Werner Menges
8 May 2008
Windhoek — A YOUNG man who ended a short-lived drinking companionship when he shot dead a fellow shebeen patron in Windhoek in what he claimed was an accidental killing was convicted of murder in the High Court in Windhoek on Tuesday.
Collen Swartbooi (25) is to be sentenced by Acting Judge John Manyarara tomorrow.
Acting Judge Manyarara on Tuesday found Swartbooi guilty on a charge of murder in connection with the shooting incident that ended the life of 24-year-old Sydney Kamati in a shebeen in Soweto, Katutura, on April 12 2003.
Swartbooi also pleaded guilty to counts of negligent discharge of a firearm, illegal possession of a 7,65 mm pistol, and illegal possession of two rounds of ammunition for that pistol at the start of his trial on Tuesday last week.
He denied guilt on the murder charge.
During the trial, Swartbooi testified that Kamati was struck by a bullet and killed when a shot went off accidentally while he and another patron at the shebeen were wrestling for control of the pistol that he had fetched from his father's home after he and Kamati had been involved in a verbal altercation at the shebeen.
An eyewitness to the shooting, Petrus Saron, however testified that he saw Swartbooi entering the shebeen, cocking the pistol and pointing it at Kamati while saying to Kamati: "Do you know me?" He was trying to restrain Swartbooi when Swartbooi fired off a shot that struck Kamati in the head, Saron told the court.
Swartbooi disputed the correctness of that recollection of the event.
According to him, he merely wanted to threaten Kamati with the pistol after Kamati had been rude and insulting to him while they were enjoying a drink together.

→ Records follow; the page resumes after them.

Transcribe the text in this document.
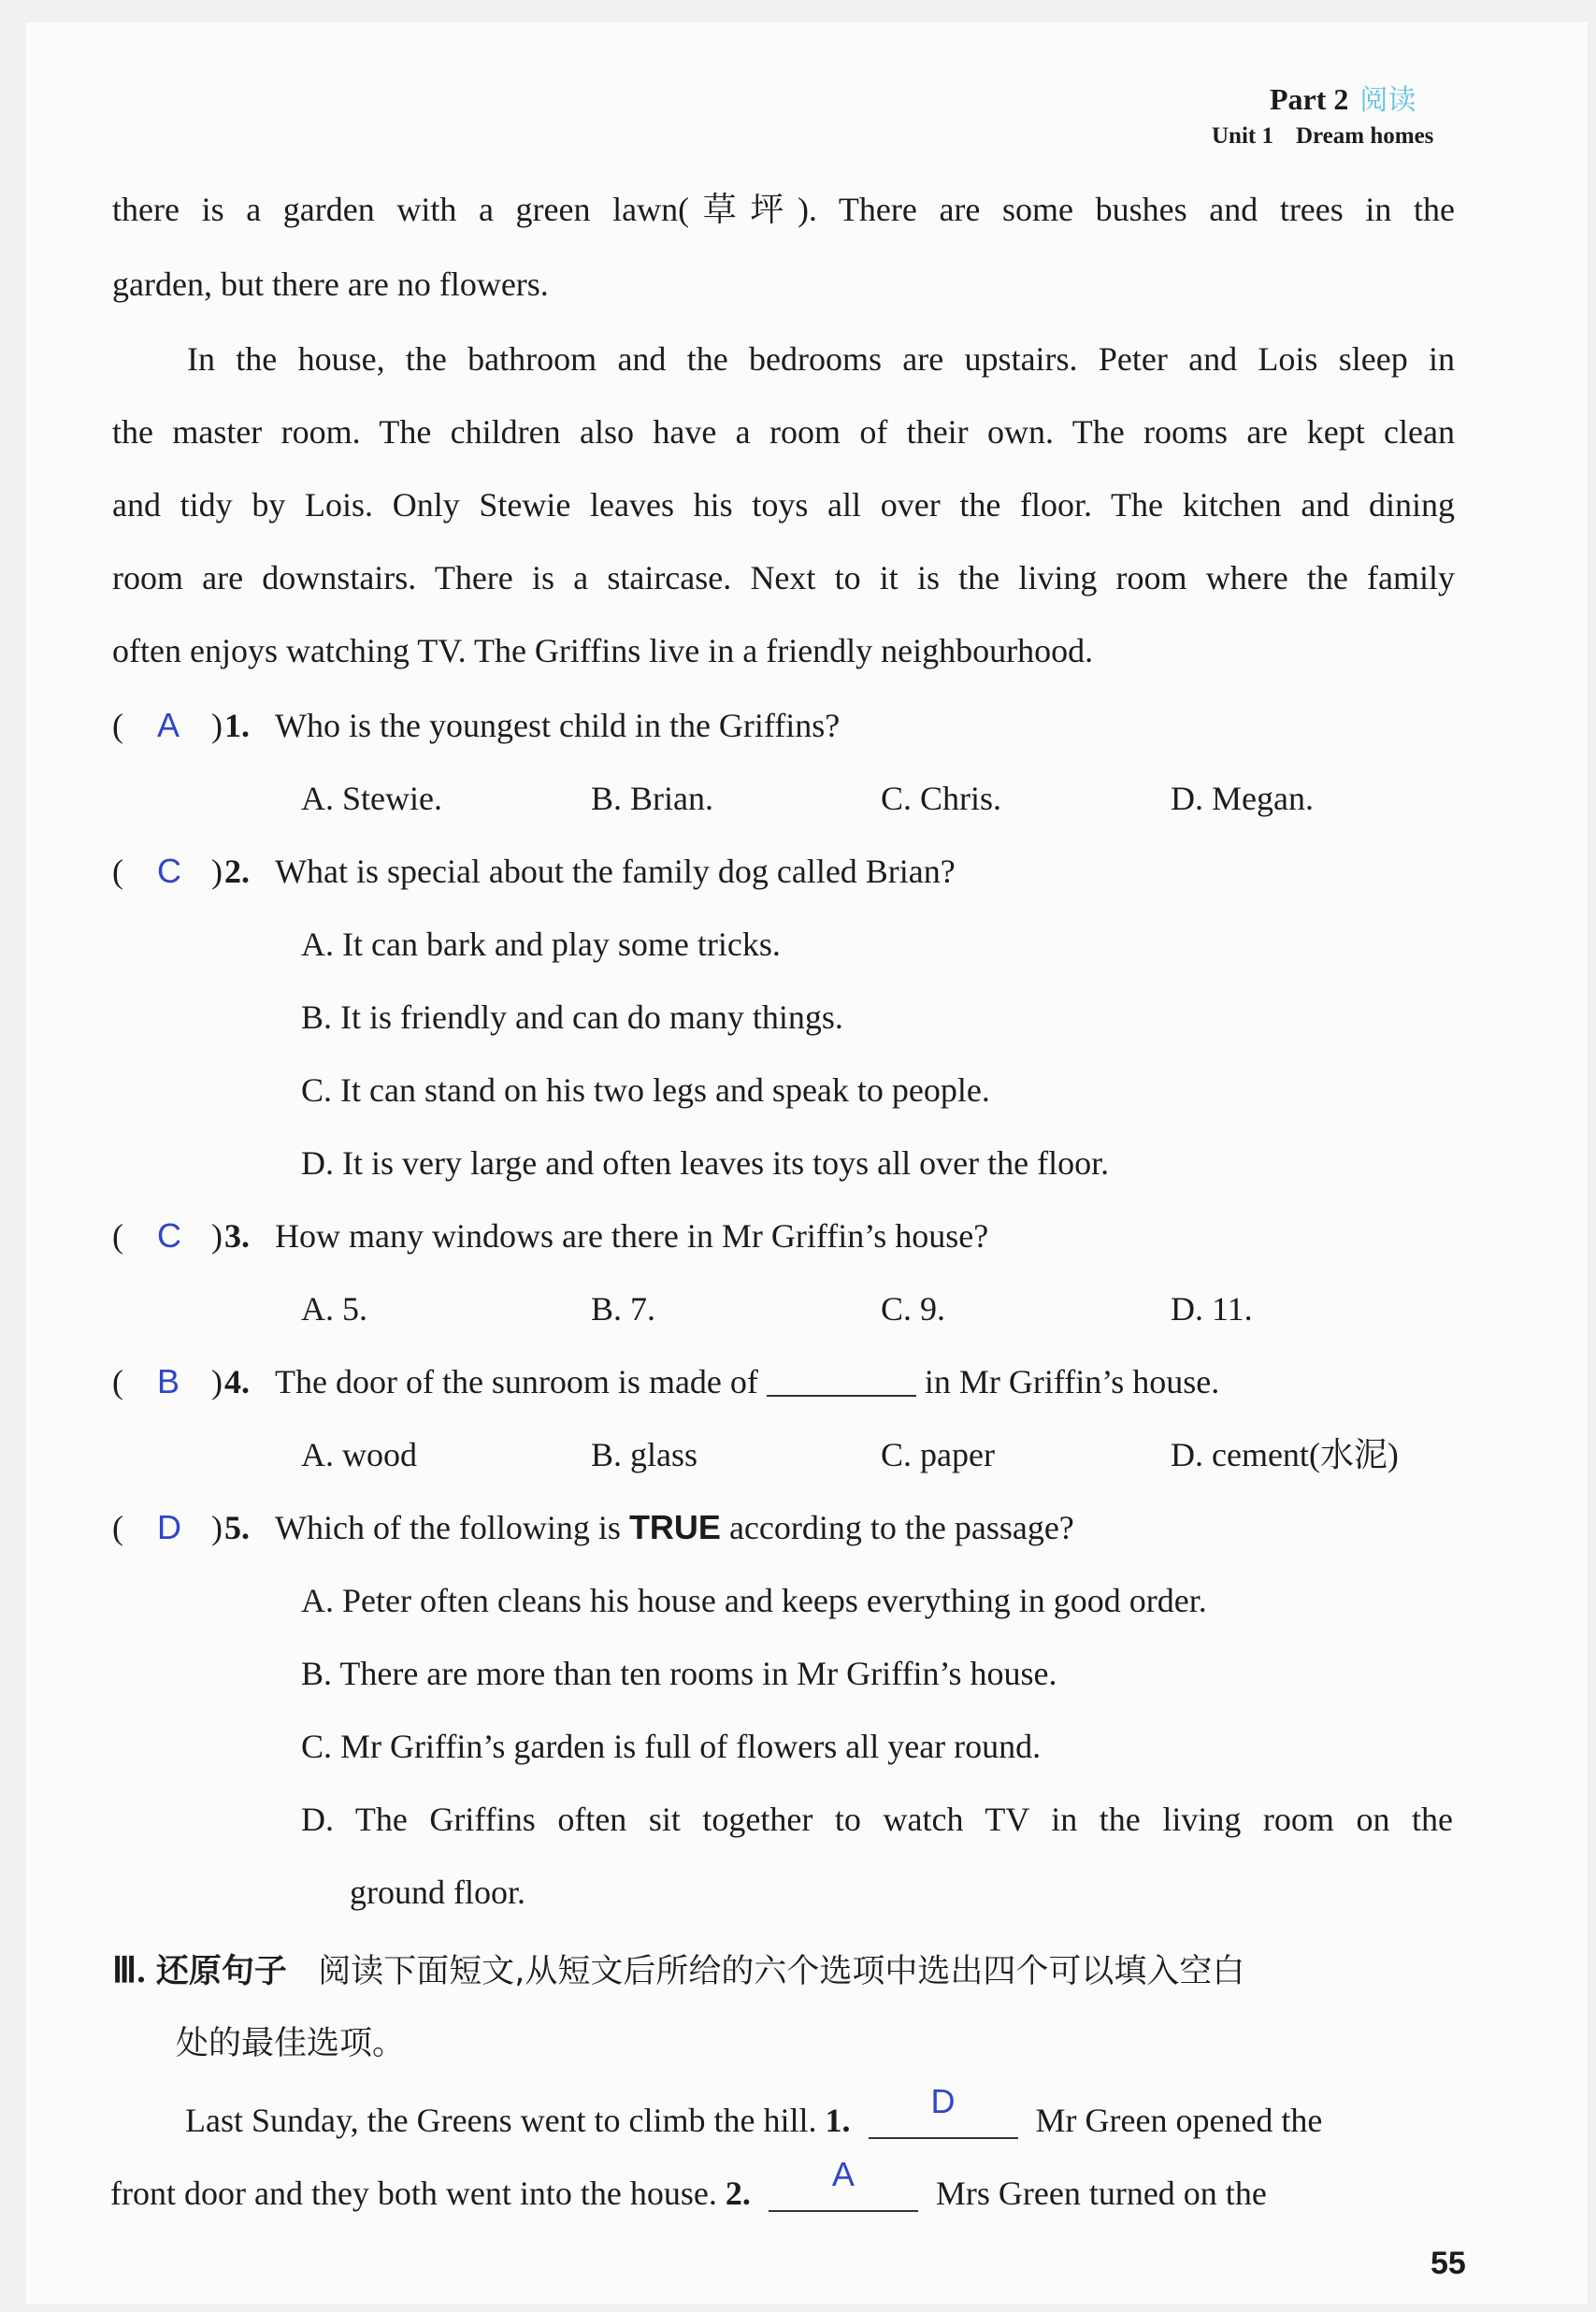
Part 2 阅读
Unit 1 Dream homes
there is a garden with a green lawn(草坪). There are some bushes and trees in the
garden, but there are no flowers.
In the house, the bathroom and the bedrooms are upstairs. Peter and Lois sleep in
the master room. The children also have a room of their own. The rooms are kept clean
and tidy by Lois. Only Stewie leaves his toys all over the floor. The kitchen and dining
room are downstairs. There is a staircase. Next to it is the living room where the family
often enjoys watching TV. The Griffins live in a friendly neighbourhood.
( A ) 1. Who is the youngest child in the Griffins?
A. Stewie.	B. Brian.	C. Chris.	D. Megan.
( C ) 2. What is special about the family dog called Brian?
A. It can bark and play some tricks.
B. It is friendly and can do many things.
C. It can stand on his two legs and speak to people.
D. It is very large and often leaves its toys all over the floor.
( C ) 3. How many windows are there in Mr Griffin’s house?
A. 5.	B. 7.	C. 9.	D. 11.
( B ) 4. The door of the sunroom is made of	in Mr Griffin’s house.
A. wood	B. glass	C. paper	D. cement(水泥)
( D ) 5. Which of the following is TRUE according to the passage?
A. Peter often cleans his house and keeps everything in good order.
B. There are more than ten rooms in Mr Griffin’s house.
C. Mr Griffin’s garden is full of flowers all year round.
D. The Griffins often sit together to watch TV in the living room on the
ground floor.
Ⅲ. 还原句子 阅读下面短文,从短文后所给的六个选项中选出四个可以填入空白
处的最佳选项。
Last Sunday, the Greens went to climb the hill. 1.	D	Mr Green opened the
front door and they both went into the house. 2.	A	Mrs Green turned on the
55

He claimed he only took out the pistol and pointed it at the floor when he returned to the shebeen after fetching the gun, and that a shot then went off while he and Saron were in a physical struggle over the firearm.
In Acting Judge Manyarara's opinion, Swartbooi was not a convincing witness, he indicated in his judgement.
He stated that Swartbooi's evidence was not worthy of belief and that he was rejecting it.
Saron had made a good impression on him as a witness, and he was not given any reason why Saron would have falsely incriminated Swartbooi, Acting Judge Manyarara also said in his judgement.
In his testimony Swartbooi denied that he had cocked the firearm as was testified by Saron.
Acting Judge Manyarara noted, though, that Swartbooi had told the Police in a first statement that he made after his arrest that he thought the firearm was safe when he pulled it out after entering the shebeen, that Kamati then stormed at him and that he then cocked the firearm, after which a shot went off by itself.
A thread which runs through Swartbooi's initial account of the event to the Police was that he must have come to his senses and regretted what he had done, Acting Judge Manyarara remarked.
He found that Swartbooi had murdered Kamati with an actual intention to kill.
He further found that the intention to kill was formed when Swartbooi took his father's pistol from his father's house before returning to the shebeen, and that the intention to kill was then executed by cocking the pistol, pointing it at Kamati and firing a shot that struck Kamati in the head.
"The fact that I went home and took the pistol, I know that it was wrong of me," Swartbooi stated when he testified in his own defence last week.
"I shouldn't have done something like that. I'm still disappointed in myself. I'm apologising for what I did," he said.
He was still young and stupid at the time, he also told the court.
After the verdict had been given, Swartbooi's defence lawyer, Johan van Vuuren, told Acting Judge Manyarara that the conviction would be following Swartbooi - a father of one child, with his girlfriend now expecting his second child - for the rest of his life.
Although Swartbooi had been convicted of serious offences, there would be nothing wrong with the court now showing a measure of mercy to him, Van Vuuren said.
State advocate Sandra Miller remarked that the loss of Kamati's life was "completely senseless" and the result of something trivial.
She said the use of firearms is rife in Namibia, and asked the court to try to do its part in discouraging gun crimes.
Swartbooi had been free on bail until his conviction, whereafter Acting Judge Manyarara cancelled his bail and ordered that he should be kept in custody until he is sentenced.